Warning: Long and rambling and yes, I know the SDMB isn’t a personal blog and all that. Still, I feel like I needed to at least write and post it.
We met in college. Specifically, I was downstairs in the lounge of our dorm working on my physics homework and she approached me for some help. That first meeting turned into a repeated study session for the rest of the year, where over time we established that she was bad at Newtonian mechanics while I was bad at electromagnetism. But we both got through the class and spent some time together besides studying. After that, we never had any classes in common. I continued on to get my degree in chemistry, while she eventually dropped physics and wound up writing her own major (you can do that at this college) which was basically a combination of history and physics. During that time, we still spent some time together in some sort of nebulous friend zone of not-quite dating and definitely not a full-blown couple. I learned later from other friends that they were sure we were actually dating, but it never seemed that way to me. Anyway, over time we drifted apart. Perhaps neither of us were really sure what we wanted, but by graduation I was looking ahead to graduate school and she was going to start working near her parents’ home. We said goodbye at graduation and I figured I’d never see her again.
About two years into graduate school, she decided to track me down. I had had little luck dating in the interval and had decided I needed to focus on both myself and my lab work. I don’t remember if I had ever told her the specifics of my plans, but in any case she found me. We started talking a little over the phone and some more over instant messaging. We eventually made plans for her to come out for a visit over Christmas and I’d show her around some–where I lived, up to visit my parents, a couple places in the state, and so on. By the end of that week we were a couple. The next three months were consumed with making plans. Neither of us were that happy with a long-distance relationship (something in the range of 2,000 miles) and she decided that she was going to quit her job and move in with me while I finished my Master’s degree and found a job. She moved in around mid-April, having flown in with a couple of suitcases. After a little while, she got a job in the area that she could walk to as she didn’t have her car and I, despite my best efforts, couldn’t manage to teach her to drive mine with its standard transmission. Eventually, at the end of the summer, we flew back east. I was going to a conference to interview for some jobs and she was going to visit her family. We spent another week driving her car back across the country and had a great time doing so.
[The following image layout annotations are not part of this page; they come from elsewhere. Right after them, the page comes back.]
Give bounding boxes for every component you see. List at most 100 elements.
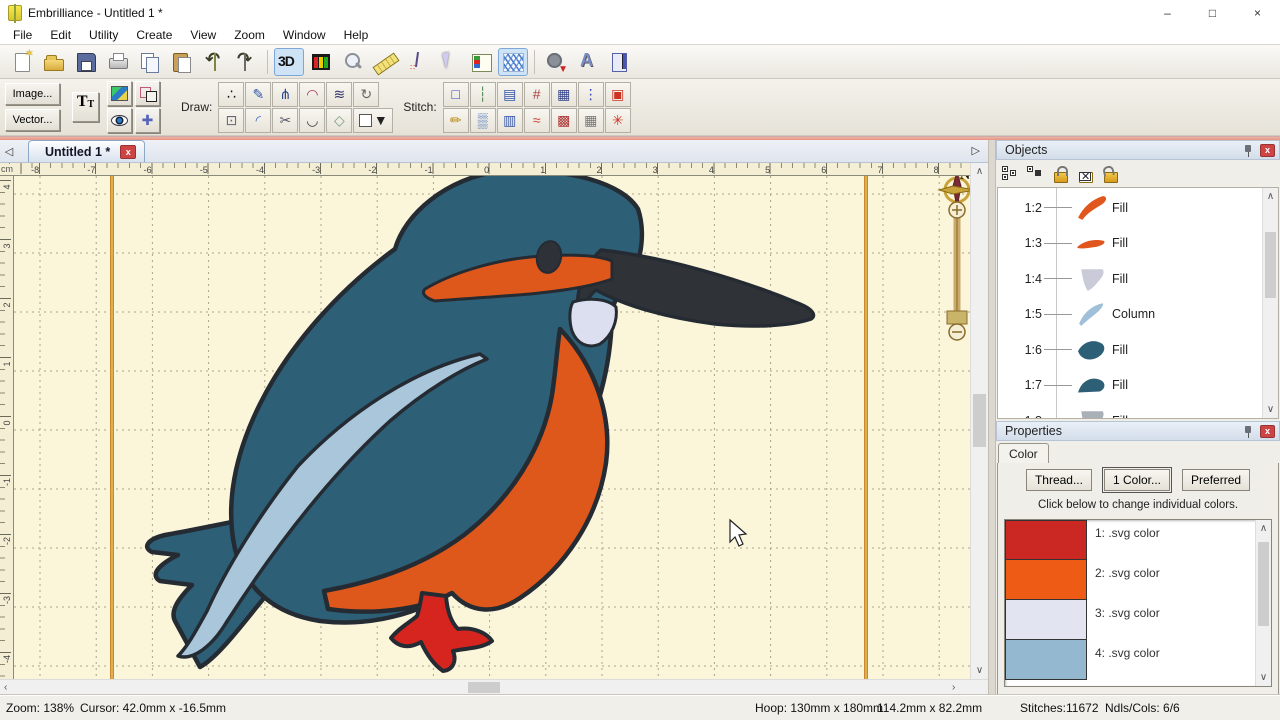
menu-edit[interactable]: Edit xyxy=(41,26,80,44)
satin-stitch-button[interactable]: ▤ xyxy=(497,82,523,107)
color-swatch[interactable] xyxy=(1005,640,1087,680)
3d-view-button[interactable] xyxy=(274,48,304,76)
dome-tool-button[interactable]: ◠ xyxy=(299,82,325,107)
batch-convert-button[interactable] xyxy=(541,48,571,76)
color-row-4[interactable]: 4: .svg color xyxy=(1005,640,1271,680)
pin-icon[interactable] xyxy=(1242,143,1254,157)
sew-simulate-button[interactable] xyxy=(402,48,432,76)
scroll-up-icon[interactable]: ∧ xyxy=(1263,191,1278,202)
scroll-up-icon[interactable]: ∧ xyxy=(1256,523,1271,534)
move-cross-button[interactable]: ✚ xyxy=(135,108,160,133)
objects-list[interactable]: 1:2Fill1:3Fill1:4Fill1:5Column1:6Fill1:7… xyxy=(997,187,1279,419)
color-swatch[interactable] xyxy=(1005,600,1087,640)
blanket-stitch-button[interactable]: # xyxy=(524,82,550,107)
kingfisher-design[interactable] xyxy=(147,170,813,671)
pen-tool-button[interactable]: ✎ xyxy=(245,82,271,107)
objects-panel-close-icon[interactable]: x xyxy=(1260,144,1275,157)
column-stitch-button[interactable]: ▥ xyxy=(497,108,523,133)
tab-scroll-right-icon[interactable]: ▷ xyxy=(972,144,980,157)
scroll-down-icon[interactable]: ∨ xyxy=(971,665,988,676)
fill-swatch-dropdown-button[interactable]: ▼ xyxy=(353,108,393,133)
unlock-icon[interactable] xyxy=(1102,166,1118,182)
fill-stitch-button[interactable]: ▒ xyxy=(470,108,496,133)
tab-color[interactable]: Color xyxy=(998,443,1049,463)
design-canvas[interactable]: N -8-7-6-5-4-3-2-1012345678 43210-1-2-3-… xyxy=(0,163,988,679)
scroll-down-icon[interactable]: ∨ xyxy=(1263,404,1278,415)
ungroup-icon[interactable] xyxy=(1027,166,1043,182)
color-row-2[interactable]: 2: .svg color xyxy=(1005,560,1271,600)
preferred-button[interactable]: Preferred xyxy=(1182,469,1250,491)
print-button[interactable] xyxy=(103,48,133,76)
objects-list-scrollbar[interactable]: ∧ ∨ xyxy=(1262,188,1278,418)
color-row-3[interactable]: 3: .svg color xyxy=(1005,600,1271,640)
star-stitch-button[interactable]: ✳ xyxy=(605,108,631,133)
open-file-button[interactable] xyxy=(39,48,69,76)
zoom-slider[interactable] xyxy=(947,202,967,340)
new-file-button[interactable] xyxy=(7,48,37,76)
image-thumb-button[interactable] xyxy=(107,81,132,106)
objects-scroll-thumb[interactable] xyxy=(1265,232,1276,298)
tab-scroll-left-icon[interactable]: ◁ xyxy=(0,145,18,158)
color-swatch[interactable] xyxy=(1005,520,1087,560)
point-tool-button[interactable]: ∴ xyxy=(218,82,244,107)
object-row-1-8[interactable]: 1:8Fill xyxy=(998,403,1261,419)
1-color-button[interactable]: 1 Color... xyxy=(1104,469,1170,491)
color-scroll-thumb[interactable] xyxy=(1258,542,1269,626)
scroll-left-icon[interactable]: ‹ xyxy=(4,682,7,693)
scroll-up-icon[interactable]: ∧ xyxy=(971,166,988,177)
tab-close-icon[interactable]: x xyxy=(120,145,136,159)
vertical-scroll-thumb[interactable] xyxy=(973,394,986,447)
rotate-tool-button[interactable]: ↻ xyxy=(353,82,379,107)
redo-button[interactable] xyxy=(231,48,261,76)
lock-icon[interactable] xyxy=(1052,166,1068,182)
run-stitch-button[interactable]: ┆ xyxy=(470,82,496,107)
applique-stitch-button[interactable]: ▣ xyxy=(605,82,631,107)
canvas-vertical-scrollbar[interactable]: ∧ ∨ xyxy=(970,163,988,679)
scroll-down-icon[interactable]: ∨ xyxy=(1256,672,1271,683)
pointer-button[interactable] xyxy=(434,48,464,76)
dot-stitch-button[interactable]: ⋮ xyxy=(578,82,604,107)
stitch-view-button[interactable] xyxy=(498,48,528,76)
needle-tool-button[interactable]: ⋔ xyxy=(272,82,298,107)
object-row-1-4[interactable]: 1:4Fill xyxy=(998,261,1261,297)
wave-stitch-button[interactable]: ≈ xyxy=(524,108,550,133)
object-row-1-5[interactable]: 1:5Column xyxy=(998,297,1261,333)
pin-icon[interactable] xyxy=(1242,424,1254,438)
design-notes-button[interactable] xyxy=(605,48,635,76)
save-file-button[interactable] xyxy=(71,48,101,76)
pattern-stitch-button[interactable]: ▦ xyxy=(551,82,577,107)
lettering-button[interactable] xyxy=(573,48,603,76)
close-button[interactable]: × xyxy=(1235,0,1280,25)
menu-view[interactable]: View xyxy=(181,26,225,44)
cut-tool-button[interactable]: ✂ xyxy=(272,108,298,133)
color-bars-button[interactable] xyxy=(306,48,336,76)
image-button[interactable]: Image... xyxy=(5,83,60,105)
menu-help[interactable]: Help xyxy=(335,26,378,44)
lock-crossed-icon[interactable] xyxy=(1077,166,1093,182)
measure-button[interactable] xyxy=(370,48,400,76)
copy-button[interactable] xyxy=(135,48,165,76)
color-swatch[interactable] xyxy=(1005,560,1087,600)
thread-button[interactable]: Thread... xyxy=(1026,469,1092,491)
menu-window[interactable]: Window xyxy=(274,26,335,44)
panel-splitter[interactable] xyxy=(988,140,996,695)
undo-button[interactable] xyxy=(199,48,229,76)
group-icon[interactable] xyxy=(1002,166,1018,182)
maximize-button[interactable]: □ xyxy=(1190,0,1235,25)
eye-button[interactable] xyxy=(107,108,132,133)
thread-color-list[interactable]: 1: .svg color2: .svg color3: .svg color4… xyxy=(1004,519,1272,687)
color-list-scrollbar[interactable]: ∧ ∨ xyxy=(1255,520,1271,686)
zoom-tool-button[interactable] xyxy=(338,48,368,76)
menu-file[interactable]: File xyxy=(4,26,41,44)
magic-select-tool-button[interactable]: ⊡ xyxy=(218,108,244,133)
object-list-button[interactable] xyxy=(466,48,496,76)
menu-zoom[interactable]: Zoom xyxy=(225,26,274,44)
mesh-stitch-button[interactable]: ▦ xyxy=(578,108,604,133)
color-row-1[interactable]: 1: .svg color xyxy=(1005,520,1271,560)
object-row-1-7[interactable]: 1:7Fill xyxy=(998,368,1261,404)
overlap-squares-button[interactable] xyxy=(135,81,160,106)
outline-stitch-button[interactable]: □ xyxy=(443,82,469,107)
canvas-horizontal-scrollbar[interactable]: ‹ › xyxy=(0,679,988,695)
vector-button[interactable]: Vector... xyxy=(5,109,60,131)
pencil-stitch-button[interactable]: ✏ xyxy=(443,108,469,133)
Finally, the search paid off. I had a job! It may have been the depths of the recession, but I had a job! They were going to pay relocation and everything. Fairly soon afterwards, I proposed and we were engaged. I defended my Master’s thesis and we packed up and drove across the country to this new city (our household goods following us later) to set up in a townhouse apartment. She got a job through a temp agency a couple months later and I thought everything was going to be okay. She didn’t really like the job and hated the commuting but at least it was something.
Then the arguments started. Over money and all sorts of things that have to be dealt with when actually running a household. And over long-term plans as well–buying a house, having children, even just finding a new job and moving in a few years. But I thought it was okay–after all, couples do argue and I thought the good times were more than the bad times. However, it got worse and worse. Work was getting bad, she was stuck as a perma-temp, and although I went looking for a new job, there was not much to be found as the largest companies had started buying out, merging, and laying off thousands. Plus, while the economy overall was starting to pull out of the recession, hiring was still way down and I simply couldn’t find much to apply for. But at least I still had my job and eventually it started looking better. The company started doing better, I finally got promoted, she finally went from being a perma-temp to a full-time employee and I thought things were looking up.
However, they weren’t. We were still arguing a lot. Sometimes it was over money, sometimes over living arrangements, but most of the time it was simply over living here. Not the apartment, which we were still in several years later, but the whole area in general. Eventually, I found a couples counselor and we started going every other week or so, hoping that he could help get us over our problems and really back together. There were good times and bad times, but I thought it was helping. We were still having problems, but at least I thought we were making progress.
We’d been going to counseling for about 18 months when it feels like it all collapsed at once. Over time, she’d become more and more insistent that she didn’t want to live here. She’d tried to find me jobs to apply for while still not understanding what it is I do and then get angry when I would say I didn’t think I was qualified for or interested in them. In the meantime, I was trying to find a new job myself, being somewhat unhappy in my work and ready for a change, but without success. Some phone interviews, sure, but nothing progressing past that stage. She accused me of sandbagging interviews, of trying to make her miserable (specifically by refusing to move without a job already in place), of only being interested in the money she was making, and of all sorts of other things. I had pretty much convinced myself that this relationship had to end, but it still didn’t make it easier for me.
So when I came home from work to her talking to her mother about making plans to leave, I didn’t know how to feel. If it’s truly over and she just wants to do this as cleanly and nicely as possible, I should count my blessings that it’s not going to be ugly or vindictive. We never actually married and instead it’s just been one long engagement. There are no children to worry about, no property to sell, no divorce paperwork to deal with, and nothing to show for years of life together. I always hoped that somehow we could still make this work, that somehow we could be happy. I guess I fell in love with an idea and an image and not a real person.